Cuando el mayordomo se acercó a la condesa para decirle algo discretamente, ella convocó a la familia al comedor. Una vez todos alrededor de la mesa el conde le dijo a Jacobo que había pedido a su cocinero que el almuerzo fuera frugal:

–Nunca has viajado en barco y puede ser que te marees y empieces a vomitar. Es más prudente que lleves poca comida en el estómago –le explicó–… Por cierto, tengo algo para ti. Y le puso en las manos dos libros. Uno, era un gastado diccionario Español-Italiano; el otro, una diminuta edición de las obras de Horacio escrito en letra Ybarra.

–Los dos te resultarán muy útiles. Como verás, el diccionario lo he usado bastante en mis viajes a Italia. Te recomiendo que durante el viaje vayas memorizando algunas palabras corrientes: comida, tren, equipaje, billete, calle, plaza… Las que imagines que vas a usar más frecuentemente. El otro es para que te entretengas y aprendas. Ya verás cómo este librito, a pesar de su pequeño tamaño, es muy grande en su contenido y te ayudará a adquirir una buena cultura. Cuando leas alguna idea que te llame la atención, haz el esfuerzo de retenerla, no te arrepentirás nunca de haber seguido este consejo.No le extrañó lo atento y amable que se mostraba el conde, porque aparentaba ser un hombre cariñoso y poco estirado. Nada que ver con el padre de Mencía.

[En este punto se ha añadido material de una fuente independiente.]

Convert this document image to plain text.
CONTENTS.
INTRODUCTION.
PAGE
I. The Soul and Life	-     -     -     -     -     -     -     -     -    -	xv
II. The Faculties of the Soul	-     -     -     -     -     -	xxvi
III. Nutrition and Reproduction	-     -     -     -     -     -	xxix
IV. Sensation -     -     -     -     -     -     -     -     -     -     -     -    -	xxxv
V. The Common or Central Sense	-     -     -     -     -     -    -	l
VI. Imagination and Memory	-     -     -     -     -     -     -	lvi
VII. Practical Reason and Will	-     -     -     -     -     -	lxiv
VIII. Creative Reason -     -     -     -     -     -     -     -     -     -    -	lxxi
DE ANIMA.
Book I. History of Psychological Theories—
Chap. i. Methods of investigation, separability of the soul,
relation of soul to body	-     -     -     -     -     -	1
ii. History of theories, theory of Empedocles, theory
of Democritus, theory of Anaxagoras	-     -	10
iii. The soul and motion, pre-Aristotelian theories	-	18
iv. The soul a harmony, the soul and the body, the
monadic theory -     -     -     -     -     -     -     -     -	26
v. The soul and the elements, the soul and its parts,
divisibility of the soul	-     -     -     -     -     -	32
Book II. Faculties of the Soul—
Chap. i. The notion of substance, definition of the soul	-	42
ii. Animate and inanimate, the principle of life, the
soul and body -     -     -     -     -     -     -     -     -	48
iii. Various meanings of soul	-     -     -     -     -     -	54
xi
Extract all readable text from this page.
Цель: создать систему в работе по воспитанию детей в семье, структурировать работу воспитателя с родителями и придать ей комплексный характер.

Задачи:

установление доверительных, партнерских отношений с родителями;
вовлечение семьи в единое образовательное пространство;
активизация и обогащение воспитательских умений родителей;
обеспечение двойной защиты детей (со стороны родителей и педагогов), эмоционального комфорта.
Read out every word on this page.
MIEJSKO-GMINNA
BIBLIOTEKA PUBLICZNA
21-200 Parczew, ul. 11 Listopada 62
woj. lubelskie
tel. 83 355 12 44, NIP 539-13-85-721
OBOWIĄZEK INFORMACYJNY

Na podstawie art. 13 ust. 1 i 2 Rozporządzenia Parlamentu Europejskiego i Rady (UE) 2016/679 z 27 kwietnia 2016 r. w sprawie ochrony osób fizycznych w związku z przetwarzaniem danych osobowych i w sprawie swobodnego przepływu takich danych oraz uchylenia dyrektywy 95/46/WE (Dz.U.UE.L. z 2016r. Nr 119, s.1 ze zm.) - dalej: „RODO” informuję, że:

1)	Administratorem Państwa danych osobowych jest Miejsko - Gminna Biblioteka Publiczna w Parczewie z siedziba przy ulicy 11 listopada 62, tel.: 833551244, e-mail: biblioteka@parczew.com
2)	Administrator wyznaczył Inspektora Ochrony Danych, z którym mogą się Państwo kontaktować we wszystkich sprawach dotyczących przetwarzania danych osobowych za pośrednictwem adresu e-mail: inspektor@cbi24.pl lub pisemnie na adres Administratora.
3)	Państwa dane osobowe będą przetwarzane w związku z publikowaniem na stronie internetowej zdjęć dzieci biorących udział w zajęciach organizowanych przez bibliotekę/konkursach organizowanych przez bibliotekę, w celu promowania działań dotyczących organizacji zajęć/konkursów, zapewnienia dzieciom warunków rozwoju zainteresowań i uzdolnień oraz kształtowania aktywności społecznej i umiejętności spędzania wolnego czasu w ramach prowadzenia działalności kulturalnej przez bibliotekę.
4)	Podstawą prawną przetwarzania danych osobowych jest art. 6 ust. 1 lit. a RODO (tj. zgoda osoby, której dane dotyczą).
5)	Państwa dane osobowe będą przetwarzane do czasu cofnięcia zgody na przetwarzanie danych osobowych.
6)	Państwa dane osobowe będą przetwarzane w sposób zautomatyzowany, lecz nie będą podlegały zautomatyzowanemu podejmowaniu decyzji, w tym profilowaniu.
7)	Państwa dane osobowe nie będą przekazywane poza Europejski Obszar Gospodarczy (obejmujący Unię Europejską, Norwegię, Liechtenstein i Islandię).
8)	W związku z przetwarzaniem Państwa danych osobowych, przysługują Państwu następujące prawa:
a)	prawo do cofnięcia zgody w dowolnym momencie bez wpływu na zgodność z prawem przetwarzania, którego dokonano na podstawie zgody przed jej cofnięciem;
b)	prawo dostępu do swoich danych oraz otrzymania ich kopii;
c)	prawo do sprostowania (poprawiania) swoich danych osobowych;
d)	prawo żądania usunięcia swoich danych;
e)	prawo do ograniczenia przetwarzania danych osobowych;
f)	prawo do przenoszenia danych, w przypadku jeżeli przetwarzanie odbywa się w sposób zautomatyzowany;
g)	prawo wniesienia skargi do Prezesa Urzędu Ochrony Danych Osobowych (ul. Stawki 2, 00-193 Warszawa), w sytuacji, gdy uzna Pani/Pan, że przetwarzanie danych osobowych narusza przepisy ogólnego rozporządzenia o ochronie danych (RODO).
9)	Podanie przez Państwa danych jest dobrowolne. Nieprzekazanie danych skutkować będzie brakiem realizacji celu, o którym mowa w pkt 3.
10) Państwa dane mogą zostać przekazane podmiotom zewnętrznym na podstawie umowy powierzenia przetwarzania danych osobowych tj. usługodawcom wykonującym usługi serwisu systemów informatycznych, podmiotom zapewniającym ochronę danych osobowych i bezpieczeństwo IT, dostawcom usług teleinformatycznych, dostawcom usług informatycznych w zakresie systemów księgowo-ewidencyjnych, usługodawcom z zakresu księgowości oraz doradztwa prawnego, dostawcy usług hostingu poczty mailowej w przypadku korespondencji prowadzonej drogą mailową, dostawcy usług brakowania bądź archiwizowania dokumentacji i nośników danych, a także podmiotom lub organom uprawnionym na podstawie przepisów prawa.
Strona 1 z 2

Después de apurar el último sorbo de su café, dijo el conde a Jacobo:

–Ha llegado el momento de marcharnos. Jacobo se fue hacia su habitación, recogió su escueto equipaje y se subió al coche donde ya lo esperaba su anfitrión.

Jacobo se quedó sorprendido cuando, justo antes de subir a la pasarela del barco, el conde lo retuvo un momento y le dijo: “Me caes bien, muchacho. Te voy a dar otro consejo de viejo: nunca te parezca demasiado grande un sueño, porque a los sueños grandes es más difícil perderlos de vista”. Después le dio un abrazo.

Al llegar a la cubierta Jacobo entregó su billete al oficial y un marinero lo condujo hasta un angosto camarote de popa.

Al rato, entre los gritos con que se comunicaban entre sí los tripulantes, el barco empezó a moverse lenta y muy ruidosamente.

Jacobo inició un paseo por la cubierta del barco hasta llegar a proa. Allí se quedó asomado a la barandilla. Veía alejarse la tierra y pensó que tras aquellos cerros que se elevaban al fondo estaban su pueblo, tranquilo como un viejo mastín dormitando en la campiña; su casa; la viña, los cerros de su infancia… Mencía. Sintió una profunda tristeza.